You have a couple of options for mills. KitchenAid makes a mill attachment for its mixers. If you do spring for a KitchenAid attachment, though, be warned that it can put quite a strain on the mixer. Set it to low speed and run your grain through in two passes, doing a first pass to a coarse grind before doing a fine grind. Alternatively, take a look at K-Tec’s Kitchen Mill, which is in roughly the same price range but is designed specifically for the task.

You can run other grains, such as rice and barley, through a mill as well. Too-moist grains and higher-fat items such as almonds or cocoa nibs are a no-go, though: they’ll gum up the grinder.
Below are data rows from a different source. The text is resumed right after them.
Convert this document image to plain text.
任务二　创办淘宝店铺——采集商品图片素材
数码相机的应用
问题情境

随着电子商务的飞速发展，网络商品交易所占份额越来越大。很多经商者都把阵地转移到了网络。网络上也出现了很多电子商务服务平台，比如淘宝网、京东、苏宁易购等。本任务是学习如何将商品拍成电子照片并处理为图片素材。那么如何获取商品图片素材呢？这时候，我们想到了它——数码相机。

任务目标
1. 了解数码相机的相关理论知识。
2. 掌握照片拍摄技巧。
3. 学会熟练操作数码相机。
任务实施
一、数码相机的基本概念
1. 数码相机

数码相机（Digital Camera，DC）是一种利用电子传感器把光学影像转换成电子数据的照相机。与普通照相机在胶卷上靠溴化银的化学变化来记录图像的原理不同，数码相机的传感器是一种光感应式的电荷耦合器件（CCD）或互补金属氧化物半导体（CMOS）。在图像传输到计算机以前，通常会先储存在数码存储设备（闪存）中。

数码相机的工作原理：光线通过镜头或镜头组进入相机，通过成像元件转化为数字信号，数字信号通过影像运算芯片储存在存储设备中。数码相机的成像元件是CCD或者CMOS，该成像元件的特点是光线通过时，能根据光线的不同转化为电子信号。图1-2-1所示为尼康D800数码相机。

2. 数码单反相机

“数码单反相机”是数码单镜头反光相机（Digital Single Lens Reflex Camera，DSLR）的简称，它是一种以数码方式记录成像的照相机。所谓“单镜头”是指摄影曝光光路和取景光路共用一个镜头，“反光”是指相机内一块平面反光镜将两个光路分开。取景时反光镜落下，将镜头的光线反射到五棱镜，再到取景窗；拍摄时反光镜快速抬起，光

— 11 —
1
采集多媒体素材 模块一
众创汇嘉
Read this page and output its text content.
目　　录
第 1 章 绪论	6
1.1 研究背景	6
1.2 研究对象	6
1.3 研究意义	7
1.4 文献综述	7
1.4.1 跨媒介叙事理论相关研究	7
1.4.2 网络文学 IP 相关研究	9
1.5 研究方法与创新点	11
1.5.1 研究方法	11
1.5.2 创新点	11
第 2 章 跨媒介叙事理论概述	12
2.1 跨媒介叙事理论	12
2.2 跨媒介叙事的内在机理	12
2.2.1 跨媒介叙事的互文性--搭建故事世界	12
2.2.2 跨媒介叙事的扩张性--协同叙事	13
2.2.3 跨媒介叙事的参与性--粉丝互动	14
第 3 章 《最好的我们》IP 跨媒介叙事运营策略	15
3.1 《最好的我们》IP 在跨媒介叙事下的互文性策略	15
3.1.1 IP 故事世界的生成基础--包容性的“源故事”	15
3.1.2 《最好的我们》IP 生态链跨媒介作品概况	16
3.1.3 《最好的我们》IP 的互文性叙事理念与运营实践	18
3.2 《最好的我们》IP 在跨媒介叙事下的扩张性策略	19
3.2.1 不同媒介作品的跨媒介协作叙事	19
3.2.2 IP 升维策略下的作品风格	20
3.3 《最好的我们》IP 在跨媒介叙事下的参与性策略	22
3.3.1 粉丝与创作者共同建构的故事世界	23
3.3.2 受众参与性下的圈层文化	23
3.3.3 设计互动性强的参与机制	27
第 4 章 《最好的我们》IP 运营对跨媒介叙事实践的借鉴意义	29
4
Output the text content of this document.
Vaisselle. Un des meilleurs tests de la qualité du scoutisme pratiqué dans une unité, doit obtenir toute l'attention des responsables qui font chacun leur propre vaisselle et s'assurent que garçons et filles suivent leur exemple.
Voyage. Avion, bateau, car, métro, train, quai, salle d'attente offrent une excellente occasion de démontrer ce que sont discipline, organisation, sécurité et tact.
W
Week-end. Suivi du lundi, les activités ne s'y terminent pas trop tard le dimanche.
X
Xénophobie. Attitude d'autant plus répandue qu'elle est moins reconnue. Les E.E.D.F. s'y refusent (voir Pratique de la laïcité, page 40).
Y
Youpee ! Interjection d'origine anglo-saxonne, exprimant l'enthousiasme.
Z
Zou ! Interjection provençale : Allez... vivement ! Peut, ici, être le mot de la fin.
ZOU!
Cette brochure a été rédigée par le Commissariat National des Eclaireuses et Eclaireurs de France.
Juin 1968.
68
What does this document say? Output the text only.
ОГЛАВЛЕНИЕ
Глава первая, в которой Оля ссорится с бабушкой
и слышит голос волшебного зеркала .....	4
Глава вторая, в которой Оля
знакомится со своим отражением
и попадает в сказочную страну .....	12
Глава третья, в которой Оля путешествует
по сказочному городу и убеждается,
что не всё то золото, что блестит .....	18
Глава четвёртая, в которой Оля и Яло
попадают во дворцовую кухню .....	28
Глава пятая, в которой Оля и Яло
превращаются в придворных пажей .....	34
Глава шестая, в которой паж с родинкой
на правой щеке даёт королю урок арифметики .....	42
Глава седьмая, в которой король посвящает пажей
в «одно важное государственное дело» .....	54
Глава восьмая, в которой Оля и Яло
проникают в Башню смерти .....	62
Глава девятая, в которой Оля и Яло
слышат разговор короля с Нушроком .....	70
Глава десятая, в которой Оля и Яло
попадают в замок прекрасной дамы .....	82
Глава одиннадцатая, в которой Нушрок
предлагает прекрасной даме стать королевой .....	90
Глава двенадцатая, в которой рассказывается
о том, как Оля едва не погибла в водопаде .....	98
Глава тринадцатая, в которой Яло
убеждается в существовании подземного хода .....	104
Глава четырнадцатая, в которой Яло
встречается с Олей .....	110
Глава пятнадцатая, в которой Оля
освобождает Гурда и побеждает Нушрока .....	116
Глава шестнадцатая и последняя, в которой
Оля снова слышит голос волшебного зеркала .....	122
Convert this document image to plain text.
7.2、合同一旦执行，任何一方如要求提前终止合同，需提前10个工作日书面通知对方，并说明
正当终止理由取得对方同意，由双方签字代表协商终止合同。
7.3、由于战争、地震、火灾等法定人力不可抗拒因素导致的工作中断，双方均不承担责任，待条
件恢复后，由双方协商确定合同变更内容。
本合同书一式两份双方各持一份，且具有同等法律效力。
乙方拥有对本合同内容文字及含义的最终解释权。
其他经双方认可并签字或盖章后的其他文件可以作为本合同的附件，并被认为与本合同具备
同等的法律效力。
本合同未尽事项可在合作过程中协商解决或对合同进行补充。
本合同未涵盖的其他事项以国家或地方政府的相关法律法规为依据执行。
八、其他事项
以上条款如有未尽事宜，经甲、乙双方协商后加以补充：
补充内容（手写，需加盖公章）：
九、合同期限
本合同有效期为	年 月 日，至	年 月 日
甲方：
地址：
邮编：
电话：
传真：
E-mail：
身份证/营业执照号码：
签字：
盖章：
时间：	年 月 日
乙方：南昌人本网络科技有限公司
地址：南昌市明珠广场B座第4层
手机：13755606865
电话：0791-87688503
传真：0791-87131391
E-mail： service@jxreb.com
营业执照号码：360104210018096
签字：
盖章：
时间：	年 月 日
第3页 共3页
P.S. Don’t expect to be able to mill things like cake flour. Cake flour is bleached with chlorine gas to mature it.
Maturing
— the process by which flour is aged — would eventually happen naturally due to oxidation, but chlorine treatment speeds it up. It also modifies the starch in the flour so that it can absorb more water during gelatinization (see
Making gels: Starches
in
Chapter 6
for more on gelatinization of starches) and weakens the proteins in the flour, reducing the amount of gluten that can be formed. Additionally, chlorination lowers the temperature of gelatinization, so batters that include solids — nuts, fruits, chocolate chips — perform better because there’s less time for the solids to sink before the starches are able to gel up around them.

Wheat berries.

First pass: coarse grind.

Second pass: fine grind.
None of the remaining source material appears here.